LLNL applies data science to a variety of application domains including:
- Laser and photon sciences
- Large scale physics simulations
- Large scale data mining for predictive medicine
- Functional data analysis for uncertainty quantification
- Expert finding in social media
- Knowledge extraction from text
- Drug and vaccine discovery using HPC simulations and physical experiments
- Reinforcement learning with real-world simulations
- Apache Spark machine learning tools
- Video data summarization and classification
- Energy efficiency analysis using HPC
- Dynamic network structure inference
- Automated video tracking algorithms
- Deep learning applications
- Classification and forward modeling of hyper-spectral data
Machine Learning for Semi-Automating Mesh Management | Machine Learning for Cancer | Large-Scale Self-Supervised Multimodal Deep Learning | Molecular Markers for Diagnostic and Countermeasure Design | Deep Neural Networks
Machine Learning for Semi-Automating Mesh Management—Ming Jiang
Simulation workflows for Arbitrary Lagrangin-Eulerian (ALE) methods are highly complex and often require a manual tuning process that is a significant pain point for simulation users. Developing ALE workflows is often a trial-and-error process that can be disruptive and time consuming—a few hours of simulation can require many days of manual tuning. There is an urgent need to semi-automate this process to reduce user burden and improve productivity. To address this need, we are developing novel predictive analytics for simulations and an in situ infrastructure for integration of analytics. Our goal is to predict simulation failures ahead of time and proactively avoid them as much as possible.
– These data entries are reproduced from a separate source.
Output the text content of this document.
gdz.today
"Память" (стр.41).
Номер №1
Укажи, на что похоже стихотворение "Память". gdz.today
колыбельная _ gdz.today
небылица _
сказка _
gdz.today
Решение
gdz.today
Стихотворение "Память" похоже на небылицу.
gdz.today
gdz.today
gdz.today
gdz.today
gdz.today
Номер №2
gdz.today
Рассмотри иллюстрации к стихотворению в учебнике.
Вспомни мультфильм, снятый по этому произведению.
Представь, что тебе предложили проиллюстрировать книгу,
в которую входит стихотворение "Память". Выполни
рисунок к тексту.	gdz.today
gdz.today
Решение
Machine Learning for Cancer—Ana Paula Sales
Why do some cancer patients respond well to a given treatment while others don’t? How can we leverage all available information about a cancer patient to predict his or her response to a treatment, and eventually, be able to suggest optimal courses of action? As larger amounts and types of data are collected about individuals (and for large groups of people), we have the opportunity to address these types of questions. In collaboration with the National Cancer Institute and other DOE laboratories, we are developing a statistical model to capture the relationships across the many different data types collected about cancer patients in the US, and using that to make outcome predictions. In collaboration with the Cancer Registry of Norway we focus on a different question: how can we combine the existing knowledge about different cancer types, like breast and lung cancers, to improve overall outcome prediction? This is particularly appealing for improving predictions in rare cancers, for which we have little data. Here we are developing transfer and multitask learning approaches both in the context of statistical models and machine learning.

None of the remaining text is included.